Step one is a survey of every “post, camp, and station” currently being conducted by Communications-Electronics Command. CECOM, which has already visited about half the Army’s ten divisions, will “define a baseline” of where every part of the service currently stands, Ferrell explained to an AFCEA breakfast this morning. The next step will be to bringing them up to a consistent standard.
The objective is to connect systems used on deployment with systems used back at base, a concept called home station mission command. “Home station” is the Army term of art for a unit’s permanent base as opposed to a limited-term deployment, while “Mission Command” is an evolution of “command and control,” emphasizing decentralized initiative in pursuit of mission objectives, deemphasizing the old paradigm of top-down “control.”
We’re going to fight differently, said Ferrell. In Afghanistan and Iraq, entire brigades deployed to warzones with well-developed IT infrastructure and layers of higher headquarters in place. In Eastern Europe today, the Army is sending smaller forces on shorter-notice deployments where they have to set up networks on the fly — without a big HQ on hand to help.
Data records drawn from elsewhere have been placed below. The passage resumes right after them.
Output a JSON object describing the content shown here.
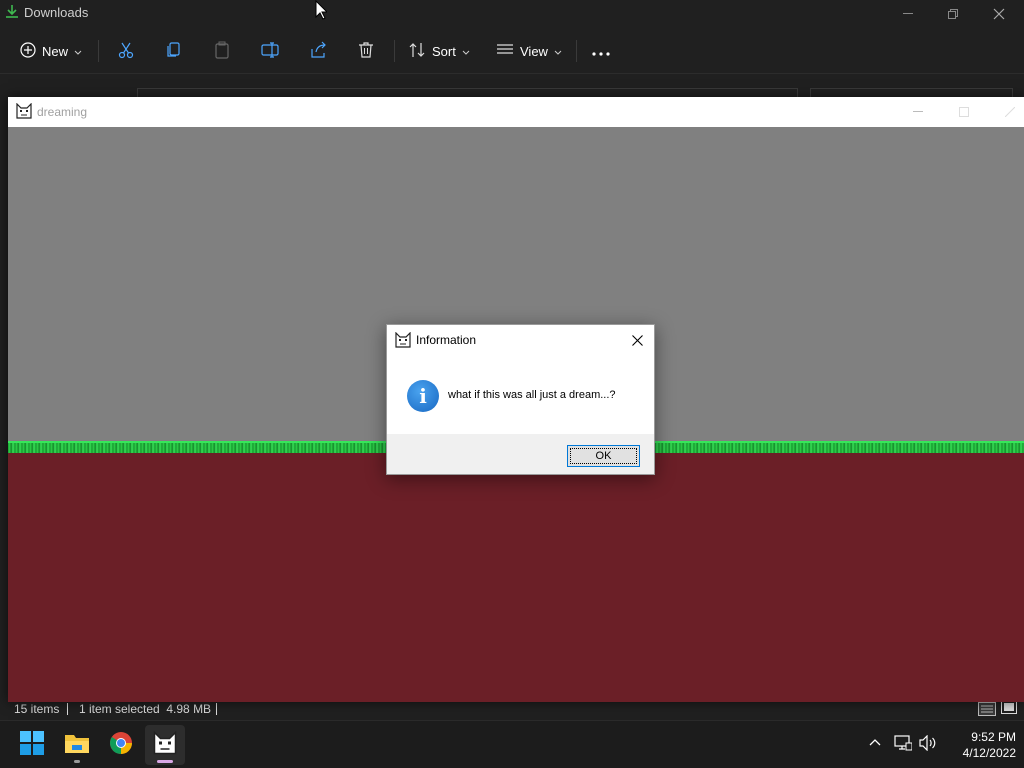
{
  "explorer": {
    "title": "Downloads",
    "toolbar": {
      "new_label": "New",
      "sort_label": "Sort",
      "view_label": "View"
    },
    "status": {
      "item_count": "15 items",
      "selection": "1 item selected  4.98 MB"
    }
  },
  "game_window": {
    "title": "dreaming",
    "colors": {
      "sky": "#808080",
      "grass": "#2ed64a",
      "dirt": "#6b1f27"
    }
  },
  "dialog": {
    "title": "Information",
    "message": "what if this was all just a dream...?",
    "ok_label": "OK",
    "icon": "info-icon"
  },
  "taskbar": {
    "apps": [
      "start-icon",
      "file-explorer-icon",
      "chrome-icon",
      "dreaming-app-icon"
    ],
    "clock": {
      "time": "9:52 PM",
      "date": "4/12/2022"
    }
  }
}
In the future, Ferrell said, the division and corps HQs will routinely remain at “home station” but still need to exercise “mission command” of subunits deployed abroad. That requires units to have the same networks in home station and in the field, with a robust, secure, high-bandwidth connection between them.
Using the same command networks in both places will also simplify training. Instead of having to change how they communicate and coordinate when they move from garrison to the field, units can practice with their operational systems even when performing garrison duties.
“Having the same stuff in garrison and when deployed would obviously be ideal,” said one Hill staffer. “It is impossible to perfectly replicate a deployed environment in a home-station training exercise,” he said, even in ideal circumstances, because there are very different rules on how the military can use the electromagnetic spectrum at home and abroad. But the gap between how we train and how we actually operate “has probably gotten even larger during the wars in Iraq and Afghanistan, because of the massive amount of additional [command and control] equipment units now use when deployed vs. what they are officially equipped with back home.” That’s the gap which home station mission command seeks to close.